COMMAND
oidldapd
SYSTEMS AFFECTED
oidldapd in Oracle 8.1.7
PROBLEM
Following is based on a Plazasite Security Advisory by Juan
Manuel Pascual Escriba. oidldapd is a Oracle Internet Directory.
Oracle Ldap Daemon. The actual version is 2.1.1.1
There is a write permision checking error in oidldapd that can be
used by local users to write any file in local machine. Any user
with local access, can write any file.
This Feature seems to be new with oidldapd in OID 2.1.1.1/8.1.7.
We couldn't reproduce it with oidldapd in OID 2.0.6.3 and seems
to be very dangerous. Look at this. In tested system occurs the
next:
my ORACLE_HOME=/work/oracle8ir3
oracle@dimoniet bin]$ cd /work/oracle8ir3/ldaplog
oracle@dimoniet log]$ ls -alc
total 12
drwxr-xrwx 2 oracle orainstall 4096 Dec 12 05:03 .
drwxr-xrwx 13 oracle orainstall 4096 Dec 10 18:50 ..
Ok .. nothing in logs ... lets go to execute oidldapd.
oracle@dimoniet log]$ /work/oracle8ir3/bin/oidldapd
oracle@dimoniet log]$ ls -alc
total 12
drwxr-xrwx 2 oracle orainstall 4096 Dec 12 05:03 .
drwxr-xrwx 13 oracle orainstall 4096 Dec 10 18:50 ..

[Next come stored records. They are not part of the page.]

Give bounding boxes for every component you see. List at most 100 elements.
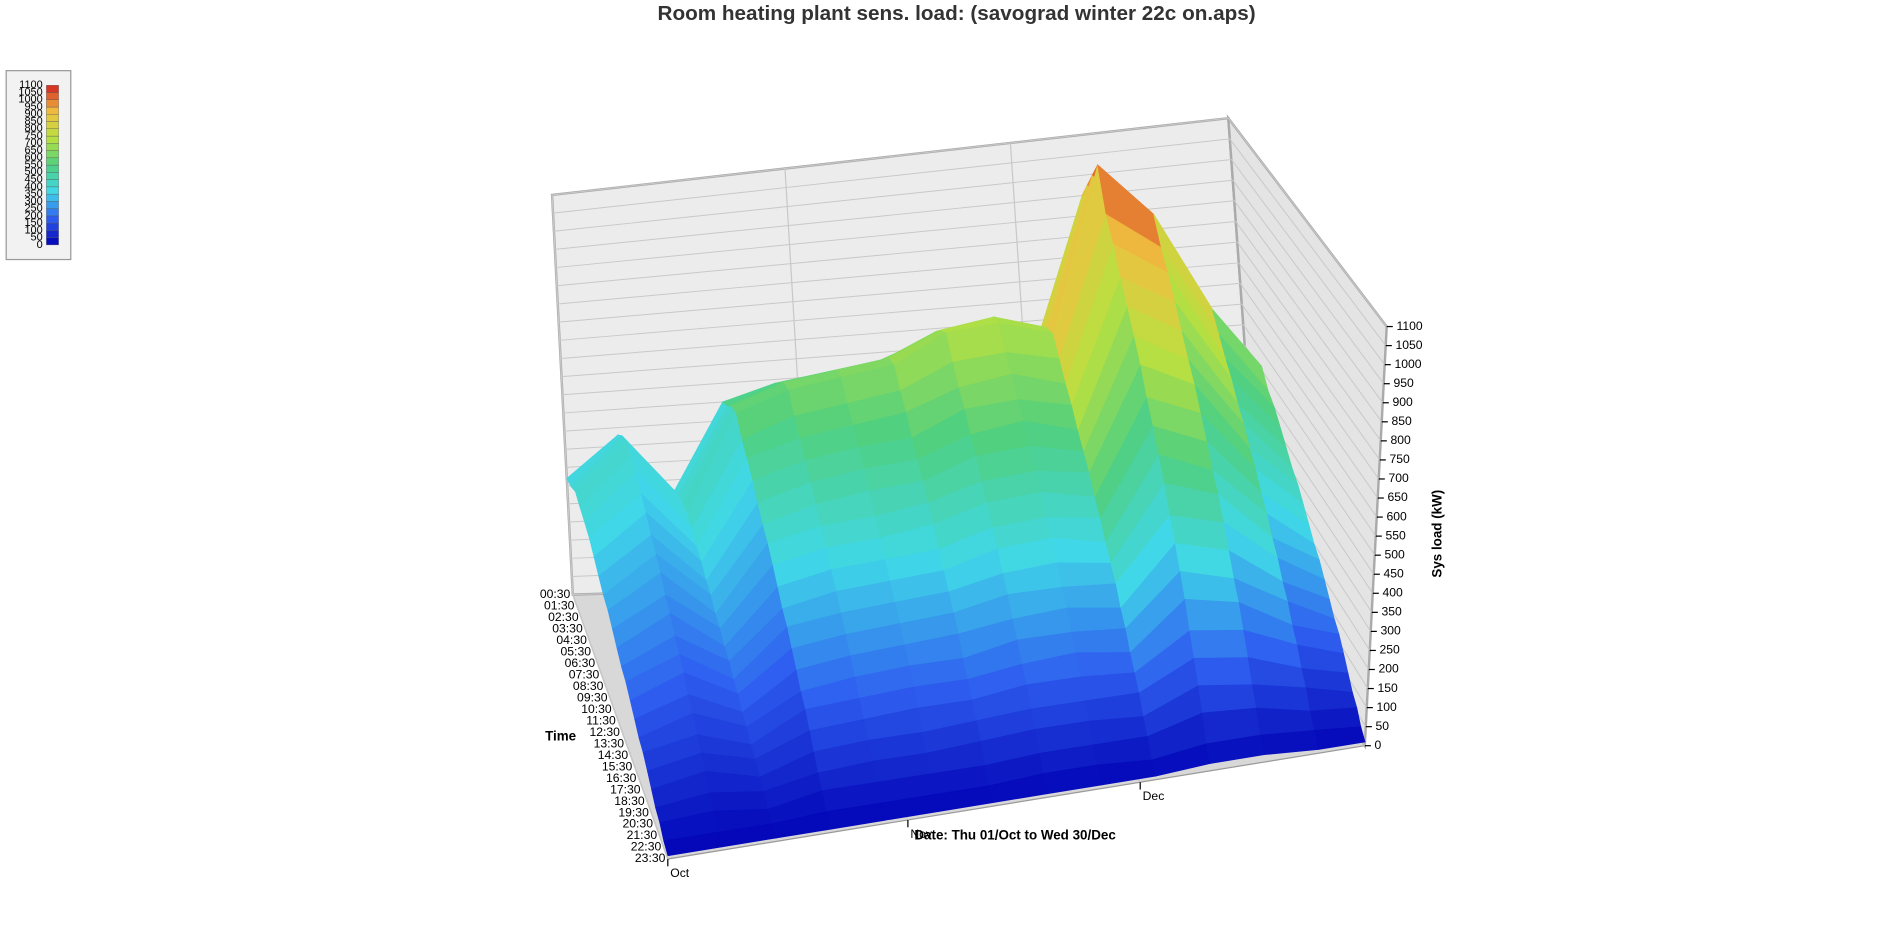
x-tick-label: Dec [1143,789,1165,803]
colorbar-cell [46,201,59,209]
surface-cell [1193,657,1253,687]
colorbar-tick-label: 450 [24,174,42,186]
colorbar-tick-label: 250 [24,203,42,215]
z-tick-label: 600 [1386,509,1407,523]
axes: 0 50 100 150 200 250 300 350 400 450 500 550 600 650 7… [540,319,1423,880]
colorbar-cell [46,99,59,108]
colorbar-cell [46,85,59,93]
y-tick-label: 06:30 [565,656,596,670]
grid-line [552,138,1387,346]
colorbar-cell [46,208,59,217]
colorbar-cell [46,215,59,224]
colorbar-cell [46,164,59,173]
colorbar-cell [46,121,59,130]
z-tick-label: 1000 [1394,357,1421,371]
colorbar-cell [46,150,59,159]
y-tick-label: 15:30 [602,759,633,773]
y-tick-label: 08:30 [573,679,604,693]
z-tick-label: 100 [1377,700,1398,714]
z-tick-label: 0 [1375,738,1382,752]
colorbar-tick-label: 650 [24,144,42,156]
z-tick-label: 350 [1382,605,1403,619]
colorbar-cell [46,193,59,202]
z-tick-label: 500 [1384,547,1405,561]
z-tick-label: 700 [1388,471,1409,485]
colorbar-cell [46,222,59,231]
colorbar-cell [46,157,59,166]
grid-line [553,158,1386,365]
grid-line [557,241,1382,442]
y-tick-label: 18:30 [614,794,645,808]
z-tick-label: 850 [1391,414,1412,428]
grid-line [551,194,574,595]
colorbar-cell [46,186,59,195]
colorbar-cell [46,230,59,238]
chart-title: Room heating plant sens. load: (savograd… [657,2,1255,25]
colorbar-tick-label: 700 [24,137,42,149]
colorbar-cell [46,106,59,115]
z-tick-label: 750 [1389,452,1410,466]
y-tick-label: 11:30 [586,713,616,727]
colorbar-tick-label: 850 [24,115,42,127]
y-tick-label: 21:30 [627,828,658,842]
colorbar-tick-label: 150 [24,217,42,229]
surface-cell [1066,607,1127,633]
y-tick-label: 02:30 [548,610,579,624]
z-tick-label: 900 [1392,395,1413,409]
surface-cell [1056,562,1117,588]
colorbar-cell [46,143,59,151]
grid-line [561,324,1378,518]
y-tick-label: 07:30 [569,667,600,681]
z-axis-title: Sys load (kW) [1429,490,1444,578]
colorbar-tick-label: 100 [24,224,42,236]
grid-line [572,594,669,860]
grid-line [554,179,1385,384]
colorbar-tick-label: 350 [24,188,42,200]
colorbar-tick-label: 300 [24,195,42,207]
y-tick-label: 14:30 [598,748,629,762]
colorbar-cell [46,92,59,100]
colorbar-cell [46,128,59,137]
x-tick-label: Oct [670,866,690,880]
colorbar-cell [46,135,59,144]
x-tick-label: Nov [910,827,933,841]
grid-line [556,221,1383,423]
colorbar-cell [46,172,59,180]
colorbar-tick-label: 1100 [19,79,43,91]
grid-line [559,282,1380,480]
colorbar-cell [46,179,59,188]
colorbar-tick-label: 950 [24,101,42,113]
surface-cell [1314,726,1366,750]
z-tick-label: 650 [1387,490,1408,504]
colorbar-tick-label: 600 [24,152,42,164]
y-tick-label: 13:30 [594,736,625,750]
colorbar-tick-label: 800 [24,123,42,135]
z-tick-label: 200 [1379,662,1400,676]
surface-cell [1251,684,1311,712]
colorbar-box [5,70,72,261]
z-tick-label: 800 [1390,433,1411,447]
surface-cell [1071,628,1131,654]
grid-line [555,200,1384,403]
colorbar-tick-label: 750 [24,130,42,142]
z-tick-label: 1050 [1395,338,1422,352]
surface-cell [709,791,769,812]
colorbar-tick-label: 0 [37,239,43,251]
y-tick-label: 23:30 [635,851,666,865]
colorbar-tick-label: 200 [24,210,42,222]
y-tick-label: 10:30 [581,702,612,716]
y-tick-label: 16:30 [606,771,637,785]
z-tick-label: 950 [1393,376,1414,390]
surface [566,164,1366,857]
grid-line [562,344,1377,537]
grid-line [558,262,1381,461]
colorbar-tick-label: 1000 [18,94,42,106]
surface-cell [1061,583,1122,609]
colorbar-tick-label: 900 [24,108,42,120]
y-tick-label: 22:30 [631,840,662,854]
z-tick-label: 1100 [1396,319,1422,333]
y-tick-label: 00:30 [540,587,571,601]
surface-cell [1189,629,1249,659]
surface-cell [1184,598,1245,632]
y-tick-label: 20:30 [623,817,654,831]
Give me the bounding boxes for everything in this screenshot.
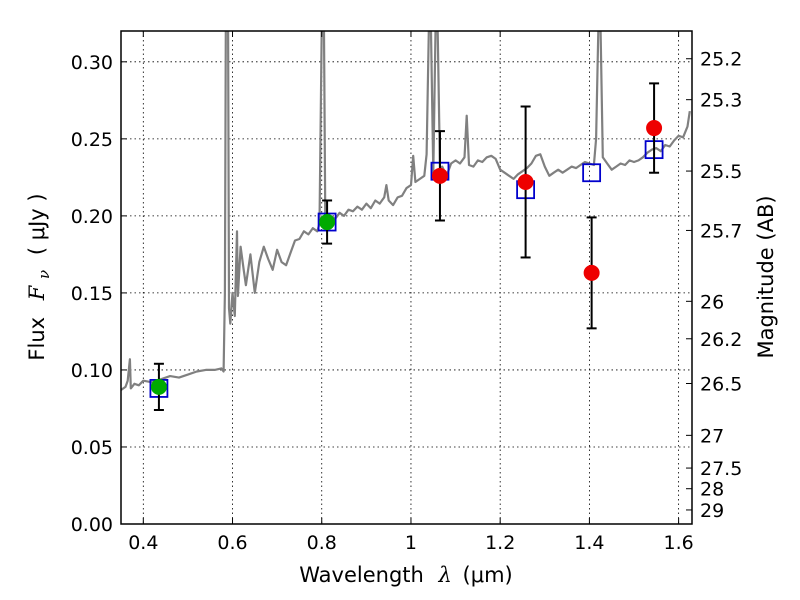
y-axis-label-subscript: ν xyxy=(35,270,53,279)
y2-tick-label: 25.3 xyxy=(700,90,742,112)
y2-axis-label: Magnitude (AB) xyxy=(754,195,778,358)
detection-point xyxy=(431,167,448,184)
y-tick-label: 0.10 xyxy=(71,360,113,382)
y-axis-label-text: Flux xyxy=(25,317,49,361)
x-tick-label: 0.6 xyxy=(217,532,247,554)
x-axis-label: Wavelength λ (μm) xyxy=(299,563,512,587)
axes-frame xyxy=(120,30,693,525)
spectrum-line xyxy=(121,31,691,391)
y-tick-label: 0.15 xyxy=(71,283,113,305)
y-tick-label: 0.20 xyxy=(71,206,113,228)
plot-area xyxy=(121,31,691,411)
x-axis-label-unit: (μm) xyxy=(463,563,513,587)
y2-tick-label: 26 xyxy=(700,291,724,313)
x-tick-label: 1.4 xyxy=(574,532,604,554)
y2-tick-label: 26.2 xyxy=(700,329,742,351)
detection-point xyxy=(646,120,663,137)
x-axis-ticks: 0.4 0.6 0.8 1 1.2 1.4 1.6 xyxy=(128,31,694,554)
y2-tick-label: 27.5 xyxy=(700,458,742,480)
y-tick-label: 0.05 xyxy=(71,437,113,459)
detection-point xyxy=(583,264,600,281)
y2-tick-label: 25.5 xyxy=(700,161,742,183)
y2-tick-label: 25.2 xyxy=(700,49,742,71)
y-axis-label: Flux F ν ( μJy ) xyxy=(25,193,54,360)
y2-tick-label: 26.5 xyxy=(700,373,742,395)
y-axis-ticks: 0.00 0.05 0.10 0.15 0.20 0.25 0.30 xyxy=(71,52,127,536)
grid-lines xyxy=(121,31,692,525)
detection-point xyxy=(319,214,336,231)
y2-tick-label: 28 xyxy=(700,479,724,501)
y-axis-label-symbol: F xyxy=(25,284,49,301)
y-axis-label-unit: ( μJy ) xyxy=(25,193,49,255)
detection-point xyxy=(517,173,534,190)
detection-point xyxy=(150,378,167,395)
x-tick-label: 1.2 xyxy=(485,532,515,554)
x-tick-label: 0.4 xyxy=(128,532,158,554)
x-tick-label: 0.8 xyxy=(307,532,337,554)
model-photometry-square xyxy=(582,163,602,183)
x-axis-label-text: Wavelength xyxy=(299,563,424,587)
x-tick-label: 1 xyxy=(405,532,417,554)
y2-tick-label: 27 xyxy=(700,425,724,447)
y-tick-label: 0.30 xyxy=(71,52,113,74)
x-axis-label-symbol: λ xyxy=(438,563,452,587)
y-tick-label: 0.00 xyxy=(71,514,113,536)
x-tick-label: 1.6 xyxy=(664,532,694,554)
y2-tick-label: 25.7 xyxy=(700,220,742,242)
y2-tick-label: 29 xyxy=(700,500,724,522)
y-tick-label: 0.25 xyxy=(71,129,113,151)
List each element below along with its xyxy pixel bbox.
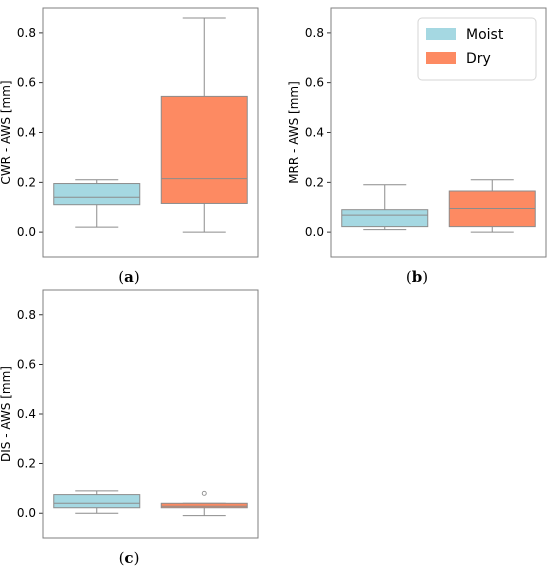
box-moist bbox=[341, 184, 429, 231]
y-tick-label: 0.8 bbox=[17, 26, 36, 40]
box-dry bbox=[448, 179, 536, 233]
box-body bbox=[160, 95, 248, 204]
outlier-point bbox=[201, 490, 207, 496]
y-tick-label: 0.4 bbox=[305, 126, 324, 140]
legend-label-moist: Moist bbox=[466, 27, 504, 43]
legend-label-dry: Dry bbox=[466, 51, 491, 67]
y-axis-label: DIS - AWS [mm] bbox=[0, 366, 13, 462]
y-tick-label: 0.4 bbox=[17, 407, 36, 421]
y-tick-label: 0.6 bbox=[305, 76, 324, 90]
panel-a: 0.0 0.2 0.4 0.6 0.8 CWR - AWS [mm] (a) bbox=[0, 7, 259, 286]
y-tick-label: 0.8 bbox=[17, 308, 36, 322]
plot-frame bbox=[330, 7, 547, 258]
y-tick-label: 0.6 bbox=[17, 76, 36, 90]
y-tick-label: 0.6 bbox=[17, 357, 36, 371]
legend-swatch-dry bbox=[426, 52, 456, 64]
y-tick-label: 0.0 bbox=[17, 506, 36, 520]
box-body bbox=[160, 502, 248, 509]
y-axis-label: CWR - AWS [mm] bbox=[0, 80, 13, 184]
box-body bbox=[53, 494, 141, 509]
panel-caption: (c) bbox=[119, 549, 140, 567]
panel-c: 0.0 0.2 0.4 0.6 0.8 DIS - AWS [mm] (c) bbox=[0, 289, 259, 567]
panel-caption: (b) bbox=[406, 268, 428, 286]
y-tick-label: 0.2 bbox=[305, 175, 324, 189]
box-dry bbox=[160, 17, 248, 233]
legend: Moist Dry bbox=[417, 17, 537, 81]
y-axis-label: MRR - AWS [mm] bbox=[287, 81, 301, 184]
y-tick-label: 0.8 bbox=[305, 26, 324, 40]
y-tick-label: 0.0 bbox=[17, 225, 36, 239]
y-tick-label: 0.2 bbox=[17, 175, 36, 189]
box-dry bbox=[160, 490, 248, 517]
box-moist bbox=[53, 490, 141, 514]
plot-frame bbox=[42, 7, 259, 258]
panel-b: 0.0 0.2 0.4 0.6 0.8 MRR - AWS [mm] (b) bbox=[287, 7, 547, 286]
plot-frame bbox=[42, 289, 259, 539]
box-body bbox=[53, 183, 141, 206]
panel-caption: (a) bbox=[118, 268, 139, 286]
box-body bbox=[341, 209, 429, 228]
y-tick-label: 0.4 bbox=[17, 126, 36, 140]
legend-swatch-moist bbox=[426, 28, 456, 40]
box-moist bbox=[53, 179, 141, 228]
y-tick-label: 0.0 bbox=[305, 225, 324, 239]
y-tick-label: 0.2 bbox=[17, 457, 36, 471]
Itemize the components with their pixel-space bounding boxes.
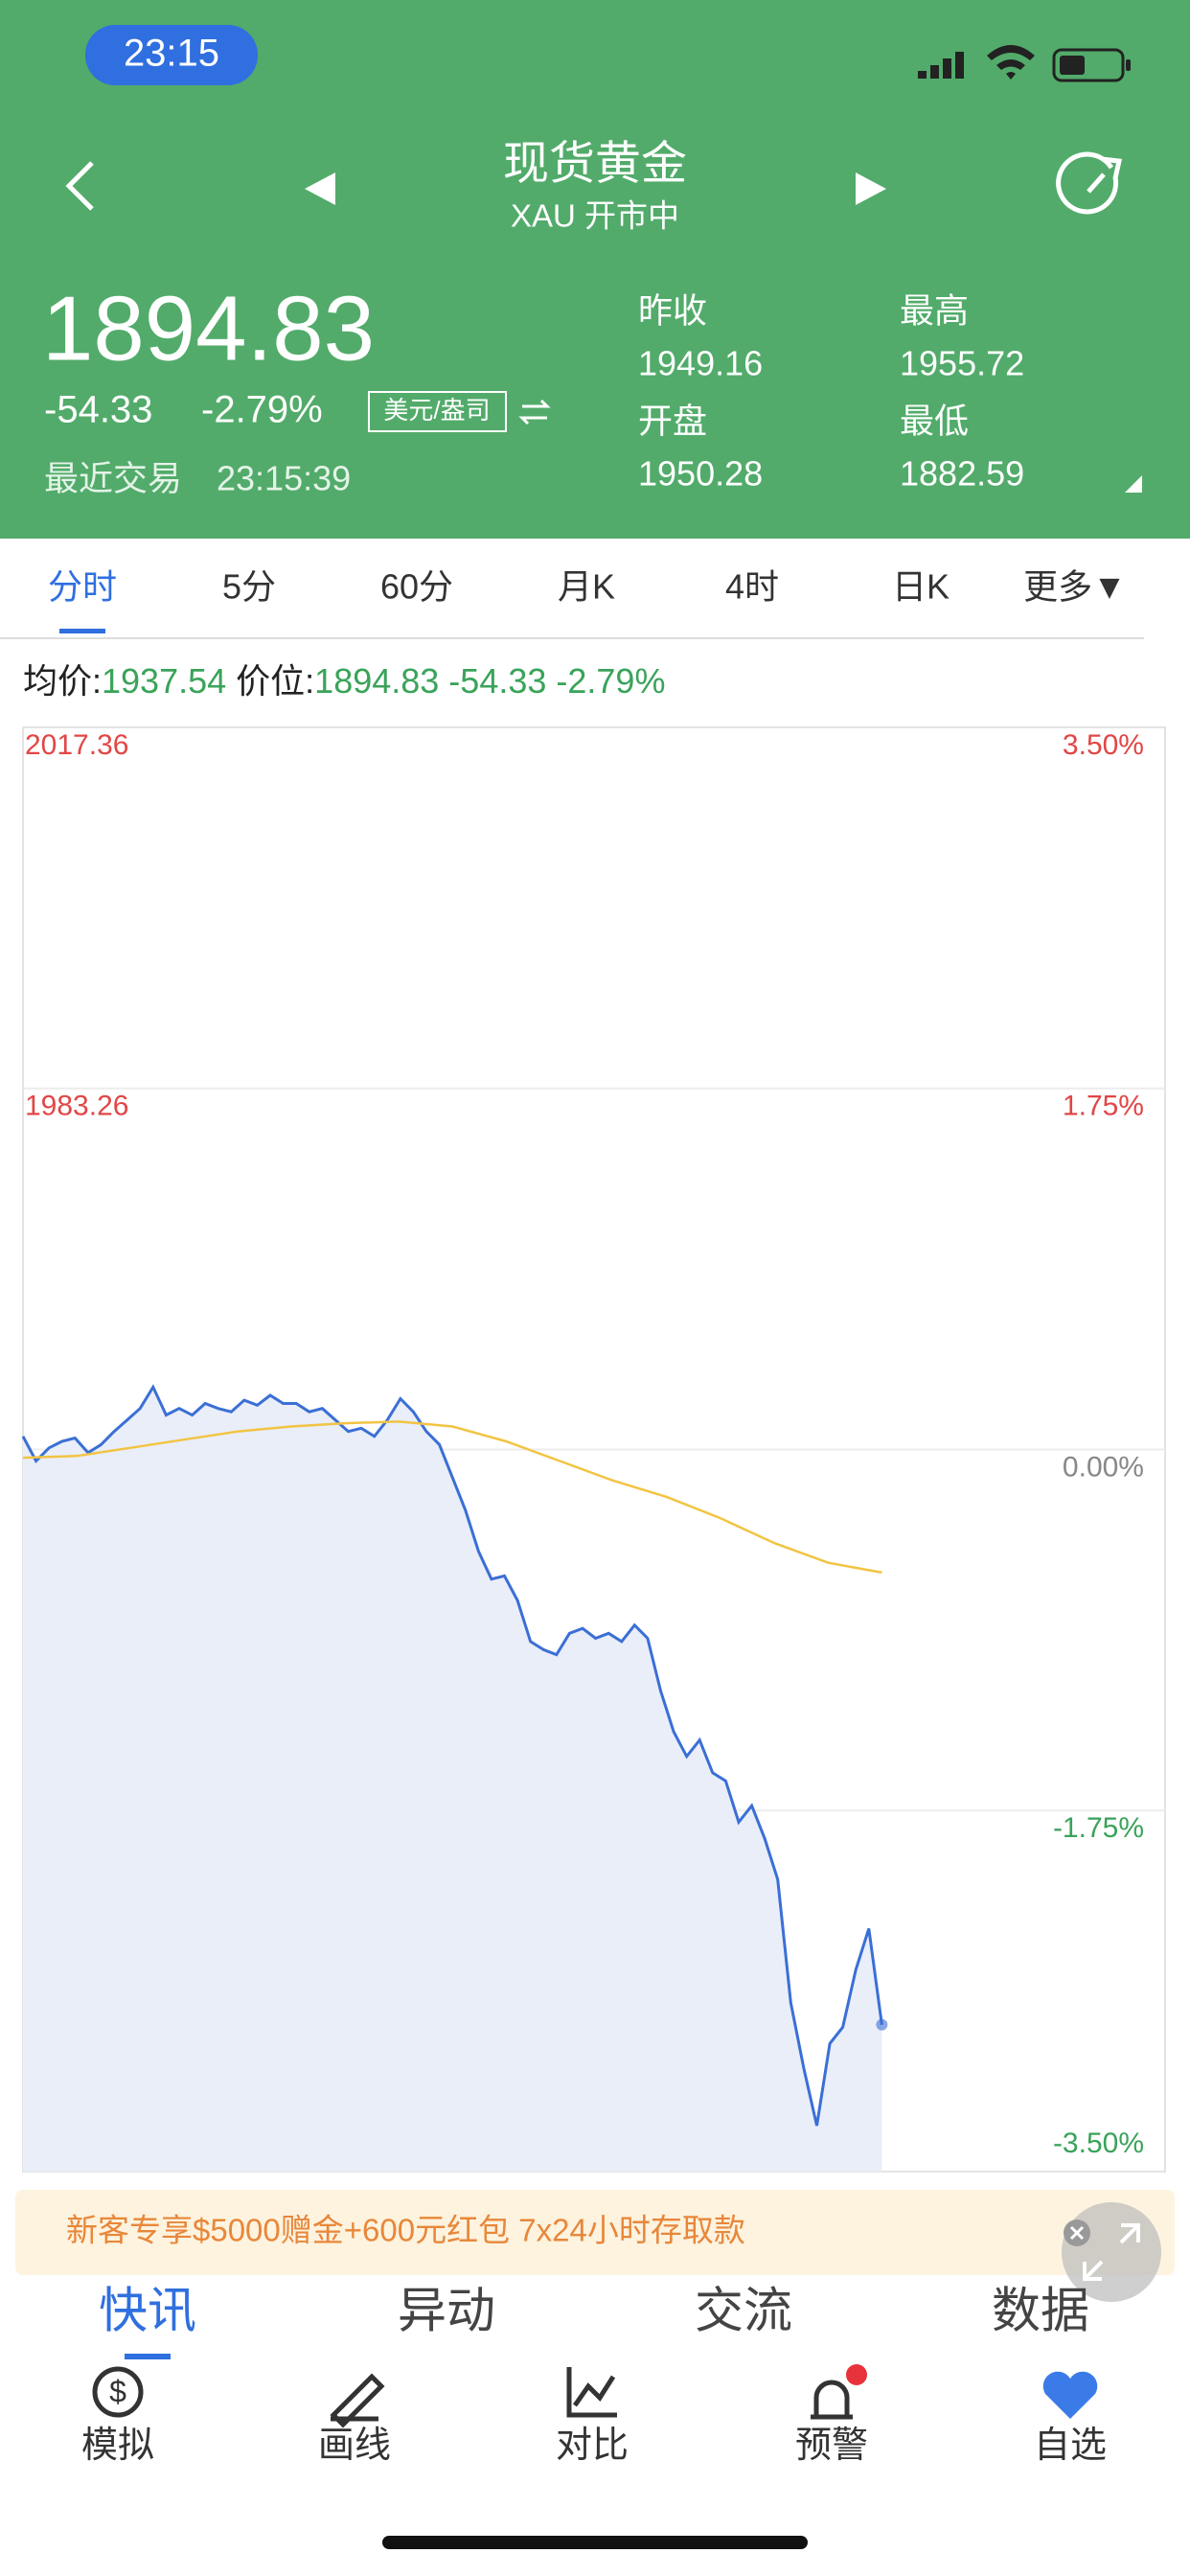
icon-draw xyxy=(330,2373,385,2428)
toolbar-label[interactable]: 对比 xyxy=(556,2426,629,2466)
svg-text:$: $ xyxy=(109,2374,126,2408)
icon-alert xyxy=(811,2364,867,2420)
tab[interactable]: 4时 xyxy=(725,567,779,607)
y2-tick-label: -3.50% xyxy=(1053,2128,1144,2159)
stat-value: 1949.16 xyxy=(638,344,763,383)
close-x xyxy=(1069,2225,1085,2241)
bottom-tab[interactable]: 数据 xyxy=(992,2283,1089,2337)
toolbar-label[interactable]: 预警 xyxy=(795,2426,868,2466)
toolbar-label[interactable]: 模拟 xyxy=(81,2426,154,2466)
stat-label: 最低 xyxy=(900,402,969,441)
header-bg xyxy=(0,0,1190,539)
unit: 美元/盎司 xyxy=(383,396,490,425)
toolbar-label[interactable]: 画线 xyxy=(318,2426,391,2466)
tab[interactable]: 5分 xyxy=(222,567,276,607)
icon-simulate: $ xyxy=(92,2366,144,2418)
tab[interactable]: 月K xyxy=(558,567,615,607)
stat-label: 最高 xyxy=(900,291,969,331)
next-button[interactable] xyxy=(856,172,886,205)
bottom-tab[interactable]: 快讯 xyxy=(99,2283,196,2337)
stat-value: 1955.72 xyxy=(900,344,1024,383)
status-time: 23:15 xyxy=(124,33,219,75)
tab[interactable]: 日K xyxy=(892,567,950,607)
tab[interactable]: 分时 xyxy=(48,567,117,607)
back-button[interactable] xyxy=(65,161,94,211)
stat-label: 开盘 xyxy=(638,402,707,441)
avg-label: 均价: xyxy=(23,661,102,701)
last-point xyxy=(876,2018,888,2031)
y2-tick-label: 1.75% xyxy=(1063,1091,1144,1122)
title: 现货黄金 xyxy=(503,139,687,190)
price-value: 1894.83 -54.33 -2.79% xyxy=(314,661,665,701)
tab[interactable]: 60分 xyxy=(380,567,453,607)
home-indicator xyxy=(382,2536,808,2549)
stat-label: 昨收 xyxy=(638,291,707,331)
tab-bar: 分时 5分 60分 月K 4时 日K 更多▼ xyxy=(48,567,1127,633)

-rw-r--r-- 1 root orainstall 86 Dec 12 05:26 oidldapd00.log
Ups ... owned by root ? ... no comment about .. what about ln -s
/vmlinuz ./oidldapd00.log? Or shared libraries?
SOLUTION
Oracle recommends that customers implement the following
workaround: change the file permissions to 710 on the 'oidldapd'
and 'oidmon' executables. These permissions will limit access (to
the executables) to a small, privileged group of users on the host
machine.
Oracle has comprehensively fixed these vulnerabilities in the OID
2.0, Release 2.0.6.3, patch set on Solaris and in the forthcoming
OID 2.1, Release 2.1.1.1, patch set. The OID 2.0.6.3 patch set is
available on Metalink, Oracle's Support Services site. Oracle
intends to produce this patch on additional platforms as well.